Pochi giorni fa mi si é aperto davanti agli occhi un nuovo abisso nell’Italia del (non) lavoro: il primo sciopero in un supermercato Auchan. La cosa stupefacente, in quel caso (Roma Casal Bruciato, ma é successo anche a Torino, poco dopo) é che si é verificato un fenomeno quasi osceno: ovvero le proteste dei clienti, inferociti per aver trovato alcuni reparti del supermercato chiusi di domenica: “Andate a lavorare!”, hanno gridato ai ragazzi dell’Auchan, perché non potevano concepire di vedere interrotto il loro piccolo, autistico culto di consumo.

Non ho nulla contro i supermercati, anzi li frequento con una certa assiduità, mi ci trovo bene, sono un fedele delle nuove cattedrali pure io. Sono violentemente ostile, invece, alla ferocia dei troglo-consumatori. Sono andato a Casal Bertone, allora, a raccontare. Non più da cliente, ma da giornalista. É stato un viaggio nell’orrore. Dentro il supermercato ognuno dei trecento dipendenti era di fatto solo, davanti alla direzione. I ragazzi assunti fin dall’apertura (12 anni fa) erano quelli che avevano promosso lo sciopero per due motivi:
1) Per conservare il diritto a scegliere se lavorare la domenica o no.
2) Per mantenere il ridicolo straordinario che veniva loro riconosciuto (la bellezza di 2,70 euro all’ora!).

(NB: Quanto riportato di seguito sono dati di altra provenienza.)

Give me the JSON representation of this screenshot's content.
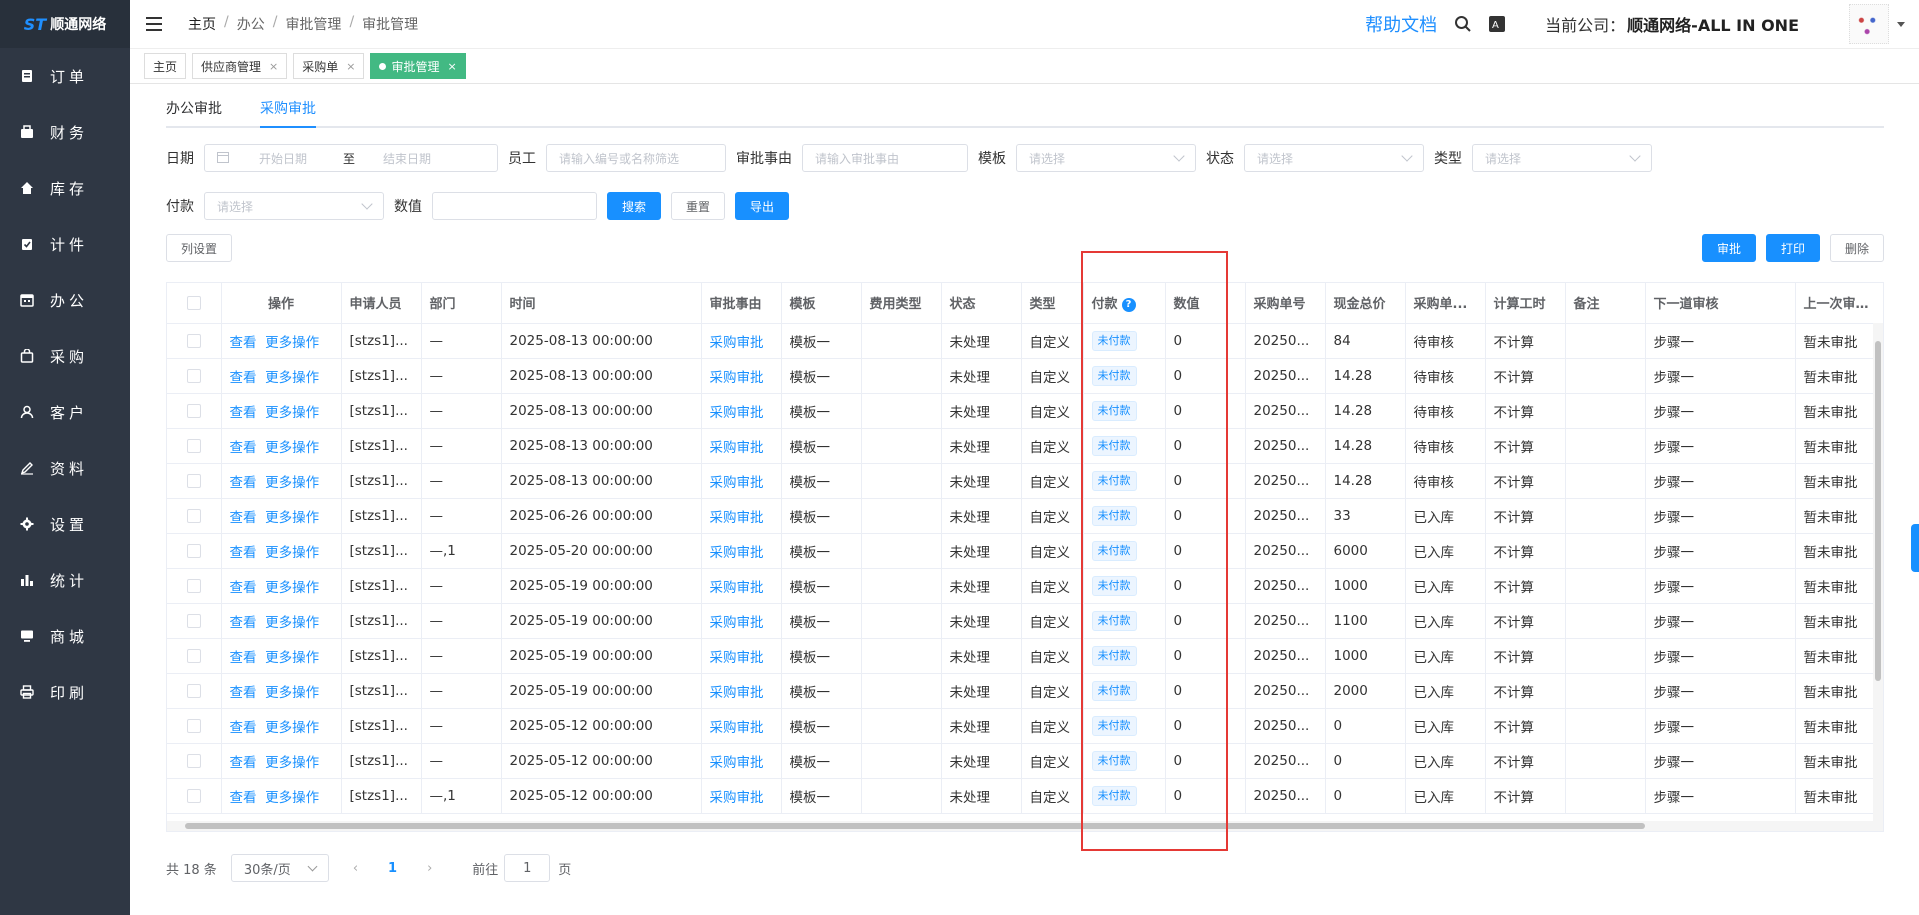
{
  "app": {
    "logo_mark": "ST",
    "logo_text": "顺通网络"
  },
  "sidebar": {
    "items": [
      {
        "label": "订单",
        "icon": "order-icon"
      },
      {
        "label": "财务",
        "icon": "finance-icon"
      },
      {
        "label": "库存",
        "icon": "home-icon"
      },
      {
        "label": "计件",
        "icon": "clipboard-icon"
      },
      {
        "label": "办公",
        "icon": "calendar-icon"
      },
      {
        "label": "采购",
        "icon": "bag-icon"
      },
      {
        "label": "客户",
        "icon": "user-icon"
      },
      {
        "label": "资料",
        "icon": "edit-icon"
      },
      {
        "label": "设置",
        "icon": "gear-icon"
      },
      {
        "label": "统计",
        "icon": "chart-icon"
      },
      {
        "label": "商城",
        "icon": "monitor-icon"
      },
      {
        "label": "印刷",
        "icon": "printer-icon"
      }
    ]
  },
  "header": {
    "breadcrumbs": [
      "主页",
      "办公",
      "审批管理",
      "审批管理"
    ],
    "help": "帮助文档",
    "company_label": "当前公司：",
    "company_name": "顺通网络-ALL IN ONE"
  },
  "page_tabs": [
    {
      "label": "主页",
      "closable": false,
      "active": false
    },
    {
      "label": "供应商管理",
      "closable": true,
      "active": false
    },
    {
      "label": "采购单",
      "closable": true,
      "active": false
    },
    {
      "label": "审批管理",
      "closable": true,
      "active": true
    }
  ],
  "subtabs": [
    {
      "label": "办公审批",
      "active": false
    },
    {
      "label": "采购审批",
      "active": true
    }
  ],
  "filters": {
    "date_label": "日期",
    "start_placeholder": "开始日期",
    "to_label": "至",
    "end_placeholder": "结束日期",
    "employee_label": "员工",
    "employee_placeholder": "请输入编号或名称筛选",
    "reason_label": "审批事由",
    "reason_placeholder": "请输入审批事由",
    "template_label": "模板",
    "template_placeholder": "请选择",
    "status_label": "状态",
    "status_placeholder": "请选择",
    "type_label": "类型",
    "type_placeholder": "请选择",
    "payment_label": "付款",
    "payment_placeholder": "请选择",
    "value_label": "数值",
    "value_value": "",
    "search_btn": "搜索",
    "reset_btn": "重置",
    "export_btn": "导出"
  },
  "toolbar": {
    "columns_btn": "列设置",
    "approve_btn": "审批",
    "print_btn": "打印",
    "delete_btn": "删除"
  },
  "table": {
    "headers": [
      "操作",
      "申请人员",
      "部门",
      "时间",
      "审批事由",
      "模板",
      "费用类型",
      "状态",
      "类型",
      "付款",
      "数值",
      "采购单号",
      "现金总价",
      "采购单...",
      "计算工时",
      "备注",
      "下一道审核",
      "上一次审批时"
    ],
    "view_label": "查看",
    "more_label": "更多操作",
    "rows": [
      {
        "applicant": "[stzs1]...",
        "dept": "—",
        "time": "2025-08-13 00:00:00",
        "reason": "采购审批",
        "template": "模板一",
        "fee": "",
        "status": "未处理",
        "type": "自定义",
        "pay": "未付款",
        "value": "0",
        "po": "20250...",
        "total": "84",
        "po_status": "待审核",
        "hours": "不计算",
        "remark": "",
        "next": "步骤一",
        "last": "暂未审批"
      },
      {
        "applicant": "[stzs1]...",
        "dept": "—",
        "time": "2025-08-13 00:00:00",
        "reason": "采购审批",
        "template": "模板一",
        "fee": "",
        "status": "未处理",
        "type": "自定义",
        "pay": "未付款",
        "value": "0",
        "po": "20250...",
        "total": "14.28",
        "po_status": "待审核",
        "hours": "不计算",
        "remark": "",
        "next": "步骤一",
        "last": "暂未审批"
      },
      {
        "applicant": "[stzs1]...",
        "dept": "—",
        "time": "2025-08-13 00:00:00",
        "reason": "采购审批",
        "template": "模板一",
        "fee": "",
        "status": "未处理",
        "type": "自定义",
        "pay": "未付款",
        "value": "0",
        "po": "20250...",
        "total": "14.28",
        "po_status": "待审核",
        "hours": "不计算",
        "remark": "",
        "next": "步骤一",
        "last": "暂未审批"
      },
      {
        "applicant": "[stzs1]...",
        "dept": "—",
        "time": "2025-08-13 00:00:00",
        "reason": "采购审批",
        "template": "模板一",
        "fee": "",
        "status": "未处理",
        "type": "自定义",
        "pay": "未付款",
        "value": "0",
        "po": "20250...",
        "total": "14.28",
        "po_status": "待审核",
        "hours": "不计算",
        "remark": "",
        "next": "步骤一",
        "last": "暂未审批"
      },
      {
        "applicant": "[stzs1]...",
        "dept": "—",
        "time": "2025-08-13 00:00:00",
        "reason": "采购审批",
        "template": "模板一",
        "fee": "",
        "status": "未处理",
        "type": "自定义",
        "pay": "未付款",
        "value": "0",
        "po": "20250...",
        "total": "14.28",
        "po_status": "待审核",
        "hours": "不计算",
        "remark": "",
        "next": "步骤一",
        "last": "暂未审批"
      },
      {
        "applicant": "[stzs1]...",
        "dept": "—",
        "time": "2025-06-26 00:00:00",
        "reason": "采购审批",
        "template": "模板一",
        "fee": "",
        "status": "未处理",
        "type": "自定义",
        "pay": "未付款",
        "value": "0",
        "po": "20250...",
        "total": "33",
        "po_status": "已入库",
        "hours": "不计算",
        "remark": "",
        "next": "步骤一",
        "last": "暂未审批"
      },
      {
        "applicant": "[stzs1]...",
        "dept": "—,1",
        "time": "2025-05-20 00:00:00",
        "reason": "采购审批",
        "template": "模板一",
        "fee": "",
        "status": "未处理",
        "type": "自定义",
        "pay": "未付款",
        "value": "0",
        "po": "20250...",
        "total": "6000",
        "po_status": "已入库",
        "hours": "不计算",
        "remark": "",
        "next": "步骤一",
        "last": "暂未审批"
      },
      {
        "applicant": "[stzs1]...",
        "dept": "—",
        "time": "2025-05-19 00:00:00",
        "reason": "采购审批",
        "template": "模板一",
        "fee": "",
        "status": "未处理",
        "type": "自定义",
        "pay": "未付款",
        "value": "0",
        "po": "20250...",
        "total": "1000",
        "po_status": "已入库",
        "hours": "不计算",
        "remark": "",
        "next": "步骤一",
        "last": "暂未审批"
      },
      {
        "applicant": "[stzs1]...",
        "dept": "—",
        "time": "2025-05-19 00:00:00",
        "reason": "采购审批",
        "template": "模板一",
        "fee": "",
        "status": "未处理",
        "type": "自定义",
        "pay": "未付款",
        "value": "0",
        "po": "20250...",
        "total": "1100",
        "po_status": "已入库",
        "hours": "不计算",
        "remark": "",
        "next": "步骤一",
        "last": "暂未审批"
      },
      {
        "applicant": "[stzs1]...",
        "dept": "—",
        "time": "2025-05-19 00:00:00",
        "reason": "采购审批",
        "template": "模板一",
        "fee": "",
        "status": "未处理",
        "type": "自定义",
        "pay": "未付款",
        "value": "0",
        "po": "20250...",
        "total": "1000",
        "po_status": "已入库",
        "hours": "不计算",
        "remark": "",
        "next": "步骤一",
        "last": "暂未审批"
      },
      {
        "applicant": "[stzs1]...",
        "dept": "—",
        "time": "2025-05-19 00:00:00",
        "reason": "采购审批",
        "template": "模板一",
        "fee": "",
        "status": "未处理",
        "type": "自定义",
        "pay": "未付款",
        "value": "0",
        "po": "20250...",
        "total": "2000",
        "po_status": "已入库",
        "hours": "不计算",
        "remark": "",
        "next": "步骤一",
        "last": "暂未审批"
      },
      {
        "applicant": "[stzs1]...",
        "dept": "—",
        "time": "2025-05-12 00:00:00",
        "reason": "采购审批",
        "template": "模板一",
        "fee": "",
        "status": "未处理",
        "type": "自定义",
        "pay": "未付款",
        "value": "0",
        "po": "20250...",
        "total": "0",
        "po_status": "已入库",
        "hours": "不计算",
        "remark": "",
        "next": "步骤一",
        "last": "暂未审批"
      },
      {
        "applicant": "[stzs1]...",
        "dept": "—",
        "time": "2025-05-12 00:00:00",
        "reason": "采购审批",
        "template": "模板一",
        "fee": "",
        "status": "未处理",
        "type": "自定义",
        "pay": "未付款",
        "value": "0",
        "po": "20250...",
        "total": "0",
        "po_status": "已入库",
        "hours": "不计算",
        "remark": "",
        "next": "步骤一",
        "last": "暂未审批"
      },
      {
        "applicant": "[stzs1]...",
        "dept": "—,1",
        "time": "2025-05-12 00:00:00",
        "reason": "采购审批",
        "template": "模板一",
        "fee": "",
        "status": "未处理",
        "type": "自定义",
        "pay": "未付款",
        "value": "0",
        "po": "20250...",
        "total": "0",
        "po_status": "已入库",
        "hours": "不计算",
        "remark": "",
        "next": "步骤一",
        "last": "暂未审批"
      }
    ]
  },
  "pagination": {
    "total_text": "共 18 条",
    "page_size": "30条/页",
    "current_page": "1",
    "goto_label": "前往",
    "goto_value": "1",
    "page_suffix": "页"
  },
  "colors": {
    "accent": "#1890ff",
    "sidebar_bg": "#2f3744",
    "active_tab": "#42b983",
    "highlight": "#e53935"
  }
}
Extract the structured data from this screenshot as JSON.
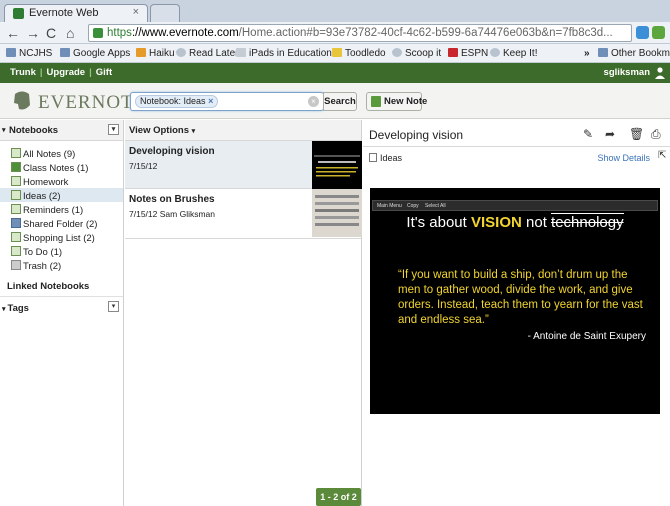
{
  "browser": {
    "tab_title": "Evernote Web",
    "tab_close": "×",
    "url_scheme": "https",
    "url_host": "://www.evernote.com",
    "url_path": "/Home.action#b=93e73782-40cf-4c62-b599-6a74476e063b&n=7fb8c3d...",
    "bookmarks": [
      "NCJHS",
      "Google Apps",
      "Haiku",
      "Read Later",
      "iPads in Education",
      "Toodledo",
      "Scoop it",
      "ESPN",
      "Keep It!"
    ],
    "bookmarks_more": "»",
    "other_bookmarks": "Other Bookmarks"
  },
  "topbar": {
    "links": [
      "Trunk",
      "Upgrade",
      "Gift"
    ],
    "user": "sgliksman"
  },
  "header": {
    "logo": "EVERNOTE",
    "search_chip": "Notebook: Ideas",
    "search_chip_x": "×",
    "search_button": "Search",
    "new_note": "New Note"
  },
  "sidebar": {
    "title": "Notebooks",
    "items": [
      {
        "label": "All Notes  (9)"
      },
      {
        "label": "Class Notes  (1)"
      },
      {
        "label": "Homework"
      },
      {
        "label": "Ideas  (2)"
      },
      {
        "label": "Reminders  (1)"
      },
      {
        "label": "Shared Folder  (2)"
      },
      {
        "label": "Shopping List  (2)"
      },
      {
        "label": "To Do  (1)"
      },
      {
        "label": "Trash  (2)"
      }
    ],
    "selected": "Ideas  (2)",
    "linked": "Linked Notebooks",
    "tags": "Tags"
  },
  "notelist": {
    "view_options": "View Options",
    "notes": [
      {
        "title": "Developing vision",
        "date": "7/15/12",
        "author": ""
      },
      {
        "title": "Notes on Brushes",
        "date": "7/15/12",
        "author": "Sam Gliksman"
      }
    ],
    "pager": "1 - 2 of 2"
  },
  "noteview": {
    "title": "Developing vision",
    "notebook": "Ideas",
    "show_details": "Show Details",
    "slide": {
      "toolbar": [
        "Main Menu",
        "Copy",
        "Select All"
      ],
      "headline_pre": "It's about ",
      "headline_vision": "VISION",
      "headline_mid": " not ",
      "headline_tech": "technology",
      "quote": "“If you want to build a ship, don’t drum up the men to gather wood, divide the work, and give orders. Instead, teach them to yearn for the vast and endless sea.”",
      "attribution": "- Antoine de Saint Exupery"
    }
  }
}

Ma i nuovi assunti, quasi tutti flessibilizzati con il part time, questi “privilegi” non li hanno più. Quindi faticano a essere solidali. Le cassiere sono il prototipo del nuovo lavoratore flessibilizzato del terzo millennio: contratto part time, domenica obbligatoria su richiesta della direzione, nessuno straordinario. Sono solo a pochi metri dal reparto televisioni da cui é partita la protesta, queste cassiere, ma é come se fossero in un altro mondo, una realtà separata. Tutto il supermercato é un piccolo grande fratello dove i lavoratori non parlano volentieri con un giornalista per via della video-sorveglianza. E tutto il supermercato non é una fabbrica in cui i lavoratori si possono unire per chiedere un contratto o dei diritti, ma un insieme di tribù in cui tutti lottano per l’autosopravvivenza, una nell’inconsapevolezza delle condizioni dell’altra,  e tutti sono disarmati di fronte al datore di lavoro, divisi da diverse modalità di contratto.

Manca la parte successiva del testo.